La palabra maldita de la UE
Hace años que no se oye mencionar la convergencia, nada de dirigirse varios países a un mismo punto
¿Ser ciudadano europeo es lo mismo que ser ciudadano del mundo? Es decir, un símbolo sin valor alguno, un concepto “blando”, como lo definía ya el sociólogo alemán-británico Ralf Dahrendorf en los años ochenta. ¿Ha servido y sirve solo la Unión Europea para regular la libre circulación de mercancías y capitales, olvidándose de que existen las personas y que, sin ese tercer capítulo, los otros dos son un puro abuso?
Es evidente que la construcción de la Europa social está paralizada desde el inicio de los años 2000. El principio de no discriminación por razón de nacionalidad parece haberse desvanecido como una mera alegoría, una representación de ideas abstractas que no tiene sentido llevar a la realidad. Alemania y Reino Unido han iniciado una progresiva acomodación de sus leyes para dar forma a esa nueva política de preferencia a sus nacionales y de exclusión de los otros ciudadanos europeos. Y el mercado de trabajo, en lugar de hacerse cada día más integrado, se bunkeriza y distorsiona.
Se nos presenta todo esto como algo inevitable y lógico y se ignora o infantiliza a quienes protestan contra la cada día mayor divergencia en el mercado de empleo de la zona euro o contra la introducción de la brutal competencia salarial intraeuropea como un instrumento económico aceptable. Y sin embargo, las cosas no fueron siempre así, ni mucho menos. A lo que estamos asistiendo es a la ruptura de un proceso que nació exactamente al mismo tiempo que la propia idea de construcción europea y que ahora se pretende desconocer o hacernos creer que nunca existió ni nunca tuvo valor.
El principio de no discriminación por razón de nacionalidad parece haberse desvanecido
Desde el primer momento, ya en el primer Tratado del Carbón y del Acero (1950) se habló de la equiparación y mejora de las condiciones de vida de los trabajadores de esas industrias en todos los países firmantes del acuerdo, y si bien los salarios eran competencia nacional, la Alta Autoridad estaba autorizada a intervenir en casos de salarios anormalmente bajos o de reducciones salariales repentinas. A nadie se le ocurrió entonces que Europa podría construirse duraderamente con la competencia interna en salarios o que la divergencia en el empleo sería un estupendo instrumento para mejorar los márgenes de beneficio de esas industrias. No, entonces se hablaba de “dinámica de convergencia”, unas palabras que se han arrancado de cuajo del actual lenguaje comunitario, pero que inspiraron casi 50 años de construcción europea.

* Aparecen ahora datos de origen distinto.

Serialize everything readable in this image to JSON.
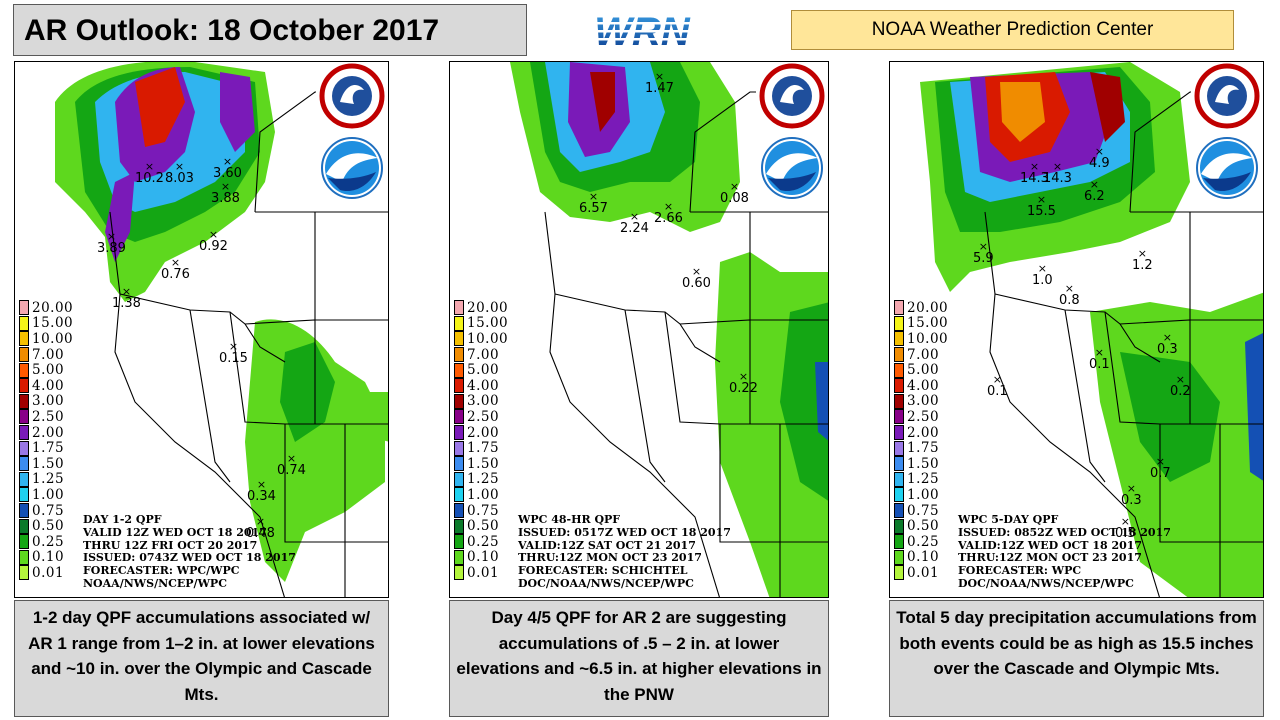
{
  "title": "AR Outlook: 18 October 2017",
  "logo_text": "WRN",
  "center_label": "NOAA Weather Prediction Center",
  "legend": {
    "labels": [
      "20.00",
      "15.00",
      "10.00",
      "7.00",
      "5.00",
      "4.00",
      "3.00",
      "2.50",
      "2.00",
      "1.75",
      "1.50",
      "1.25",
      "1.00",
      "0.75",
      "0.50",
      "0.25",
      "0.10",
      "0.01"
    ],
    "colors": [
      "#f4a8b0",
      "#f5f519",
      "#f5c000",
      "#f08c00",
      "#ff5a00",
      "#d91a00",
      "#a00000",
      "#880088",
      "#7a1ab8",
      "#9a78e6",
      "#3c8cf0",
      "#30b4ef",
      "#1ed2f0",
      "#1450b4",
      "#0a7a2a",
      "#14a614",
      "#5ed81e",
      "#b4f53c"
    ]
  },
  "panels": [
    {
      "info": [
        "DAY 1-2 QPF",
        "VALID 12Z WED OCT 18 2017",
        "THRU 12Z FRI OCT 20 2017",
        "ISSUED: 0743Z WED OCT 18 2017",
        "FORECASTER: WPC/WPC",
        "NOAA/NWS/NCEP/WPC"
      ],
      "markers": [
        "10.2",
        "8.03",
        "3.60",
        "3.88",
        "3.89",
        "0.92",
        "0.76",
        "1.38",
        "0.15",
        "0.74",
        "0.34",
        "0.48"
      ],
      "caption": "1-2 day QPF accumulations associated w/ AR 1 range from 1–2 in. at lower elevations and ~10 in. over the Olympic and Cascade Mts."
    },
    {
      "info": [
        "WPC 48-HR QPF",
        "ISSUED: 0517Z WED OCT 18 2017",
        "VALID:12Z SAT OCT 21 2017",
        "THRU:12Z MON OCT 23 2017",
        "FORECASTER: SCHICHTEL",
        "DOC/NOAA/NWS/NCEP/WPC"
      ],
      "markers": [
        "1.47",
        "6.57",
        "2.24",
        "2.66",
        "0.08",
        "0.60",
        "0.22"
      ],
      "caption": "Day 4/5 QPF for AR 2 are suggesting accumulations of .5 – 2 in. at lower elevations and ~6.5 in. at higher elevations in the PNW"
    },
    {
      "info": [
        "WPC 5-DAY QPF",
        "ISSUED: 0852Z WED OCT 18 2017",
        "VALID:12Z WED OCT 18 2017",
        "THRU:12Z MON OCT 23 2017",
        "FORECASTER: WPC",
        "DOC/NOAA/NWS/NCEP/WPC"
      ],
      "markers": [
        "4.9",
        "14.3",
        "14.3",
        "6.2",
        "15.5",
        "5.9",
        "1.0",
        "0.8",
        "1.2",
        "0.1",
        "0.3",
        "0.1",
        "0.2",
        "0.7",
        "0.3",
        "0.5"
      ],
      "caption": "Total 5 day precipitation accumulations from both events could be as high as 15.5 inches over the Cascade and Olympic Mts."
    }
  ]
}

Nada de “convergencia”, nada de dirigirse varios países a un mismo punto y juntarse en él. Esa es hoy casi una palabra maldita. Ahora se trata de exigir a algunos países, los del Sur, fundamentalmente, una “deflación social”, como ya la denominan algunos expertos, una bajada generalizada y prolongada de sus niveles salariales y sociales que aleje e imposibilite cualquier posible encuentro. Se trata de que hagan frente así a sus problemas de endeudamiento y de competitividad, pero seguramente nada de esto sería posible en un mercado laboral realmente integrado y en una Unión en la que no se consintiera la discriminación por razón de nacionalidad. Por eso se bloquean simultáneamente esos dos principios.
La crisis económica ha terminado, anuncia el Gobierno en España. Probablemente, las cifras le den la razón. Pero si la crisis ha pasado, ¿lo que tenemos ahora es la normalidad? ¿Es esto lo que nos espera durante la próxima década?
Con este modelo, con esta normalidad, lo que se consagra es una Europa dual, sin convergencia posible, en la que, desde luego, resulta sarcástico, una burla humillante, hablar de ciudadanía europea. La noción de ciudadanía exige una serie de derechos que se pueden reivindicar y unas instituciones jurídicas ante las que se puede recurrir para hacerlos valer, dicen los libros de texto. En la práctica, los derechos más simples, como la libre circulación y la no discriminación por razón de nacionalidad, que figuran en el Tratado de Maastricht y en la Carta de Derechos Fundamentales, están ya sometidos a serias restricciones. Así que, tal y como intuía Dahrendorf, la ciudadanía europea se parece cada vez más a la etérea “ciudadanía del mundo”, puro humo.